L’assedio (fallito) contro il Venezuela

Silvina M. Romano, Arantxa Tirado e A. García Fernández – CELAG

Negli ultimi anni, a partire da febbraio 2014 e con particolare virulenza finora nel 2017, l’opposizione venezuelana e la comunità internazionale (con gli Stati Uniti al timone) hanno implementato diverse misure economiche, politiche e militari volte a ottenere il “ripristino della democrazia” in Venezuela (leggi: cambio di regime).

Per questo, hanno bisogno di mostrare (montare) una realtà di un Venezuela immerso in una crisi totale (umanitaria) e, soprattutto, di un Venezuela completamente isolato e debole nei confronti dei governi “occidentali”. In realtà, tuttavia, il popolo e il governo venezuelano continuano il processo di cambiamento e il presunto “isolamento” viene smentito dalle fruttuose alleanze con la Cina o la Russia in uno schema di cambiamento geopolitico globale, in cui queste potenze hanno riacquistato un ruolo di primo piano.

L’assedio militare per garantire la “democrazia”

In coincidenza con la crescente pressione internazionale contro il processo di cambiamento in Venezuela, Il Comando Sud degli Stati Uniti (USA) ha sviluppato varie “attività” nelle regioni limitrofe al Venezuela, tra cui spicca Tradewinds 2017 (manovre militari al largo delle coste del Venezuela), la recente esercitazione militare congiunta denominata “Operación América Unida” presso la tripla frontiera amazzonica tra Perù, Brasile e Colombia, e anche un’operazione preparata a febbraio 2016 per invadere il Venezuela dalla base di Palmerola in Honduras, chiamata operazione Freedom II. [1] Al contrario, si nota che le esercitazioni militari dell’esercito russo in Bielorussia lo scorso settembre, sono state viste come una minaccia e una dimostrazione di potere da parte dei vicini di casa dell’Unione Europea e della NATO. [2] Tuttavia, la presenza militare statunitense in America Latina e nei Caraibi (nelle sue varie forme) [3] è “naturale” per la comunità internazionale. Giustificata dalla guerra alla droga e alla criminalità transnazionale, sembra invece sempre più implicata nella difesa della “democrazia” nella regione.

L’Ammiraglio Kurt Tidd, comandante del Comando Sud, un mese fa ha espresso chiaramente: “Dopo un decennio di sfide, i regimi anti-statunitensi sono in declino. Il continuo assalto alla democrazia in Venezuela ha unificato le nazioni in difesa dei nostri valori condivisi”.[4] È chiaro che il problema del Venezuela è la sua posizione “anti-statunitense”, leggi: un processo che propone un ordine sociale, economico e politico non conforme alla democrazia del libero mercato promossa dagli Stati Uniti e dalla “comunità occidentale” – in un paese che possiede le più grande riserve petrolifere del mondo-.
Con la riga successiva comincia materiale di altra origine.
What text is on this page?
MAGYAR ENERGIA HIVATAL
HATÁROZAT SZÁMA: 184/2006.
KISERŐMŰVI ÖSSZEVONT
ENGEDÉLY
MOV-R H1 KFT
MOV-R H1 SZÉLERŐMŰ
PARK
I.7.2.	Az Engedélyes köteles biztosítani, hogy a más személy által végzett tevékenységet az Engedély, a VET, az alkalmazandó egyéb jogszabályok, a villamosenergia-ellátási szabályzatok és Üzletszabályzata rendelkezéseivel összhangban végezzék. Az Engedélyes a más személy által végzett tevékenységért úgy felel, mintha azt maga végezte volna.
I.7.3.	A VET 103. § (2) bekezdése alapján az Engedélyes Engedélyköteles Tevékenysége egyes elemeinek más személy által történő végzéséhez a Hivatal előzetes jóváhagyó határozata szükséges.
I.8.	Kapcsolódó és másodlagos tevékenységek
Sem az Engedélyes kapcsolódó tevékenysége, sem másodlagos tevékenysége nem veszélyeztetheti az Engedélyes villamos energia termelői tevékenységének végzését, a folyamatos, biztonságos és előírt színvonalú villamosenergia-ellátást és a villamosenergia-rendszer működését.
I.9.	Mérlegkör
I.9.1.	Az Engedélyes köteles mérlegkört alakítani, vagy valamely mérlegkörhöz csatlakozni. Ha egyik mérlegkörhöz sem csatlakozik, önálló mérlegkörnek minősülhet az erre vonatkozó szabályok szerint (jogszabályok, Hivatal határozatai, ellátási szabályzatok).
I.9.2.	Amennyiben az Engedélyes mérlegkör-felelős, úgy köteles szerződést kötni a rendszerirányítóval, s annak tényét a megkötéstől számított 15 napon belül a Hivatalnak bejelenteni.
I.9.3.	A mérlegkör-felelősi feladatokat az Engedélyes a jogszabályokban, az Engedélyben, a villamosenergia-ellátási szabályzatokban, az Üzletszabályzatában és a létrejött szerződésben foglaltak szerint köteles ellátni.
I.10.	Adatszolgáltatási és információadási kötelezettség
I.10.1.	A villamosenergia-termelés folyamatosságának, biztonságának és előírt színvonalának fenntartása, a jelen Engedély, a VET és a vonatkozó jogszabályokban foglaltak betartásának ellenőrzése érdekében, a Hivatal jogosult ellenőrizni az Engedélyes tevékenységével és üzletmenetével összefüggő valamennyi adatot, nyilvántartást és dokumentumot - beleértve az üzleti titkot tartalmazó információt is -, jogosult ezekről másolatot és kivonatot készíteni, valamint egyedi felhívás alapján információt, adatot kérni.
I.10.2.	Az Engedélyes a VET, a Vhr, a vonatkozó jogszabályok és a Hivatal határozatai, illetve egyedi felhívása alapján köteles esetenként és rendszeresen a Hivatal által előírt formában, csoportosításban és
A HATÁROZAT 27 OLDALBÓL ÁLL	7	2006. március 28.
Sembra quindi che i militari abbiano un ruolo guida nel condurre il Venezuela verso la democrazia che considerano “corretta”. La scorsa settimana, il vicepresidente colombiano Oscar Naranjo si è recato negli Stati Uniti. Si tratta di un ex generale della polizia nazionale colombiana e uno dei principali responsabili dell’esportazione del Plan Colombia in Messico, particolarmente in relazione all’espansione del paramilitarismo.[5] Come “risultato positivo” della visita (secondo i portavoce ufficiali di entrambi i governi) sottolineano “i primi passi per creare una task force navale nel Pacifico tra Stati Uniti, Messico e Colombia per la guerra contro la droga” [6]. Nello stesso rapporto, è stato riferito che il vicepresidente degli Stati Uniti, Michael Pence, si è congratulato con il governo colombiano per la leadership assunta sulla situazione venezuelana. [7]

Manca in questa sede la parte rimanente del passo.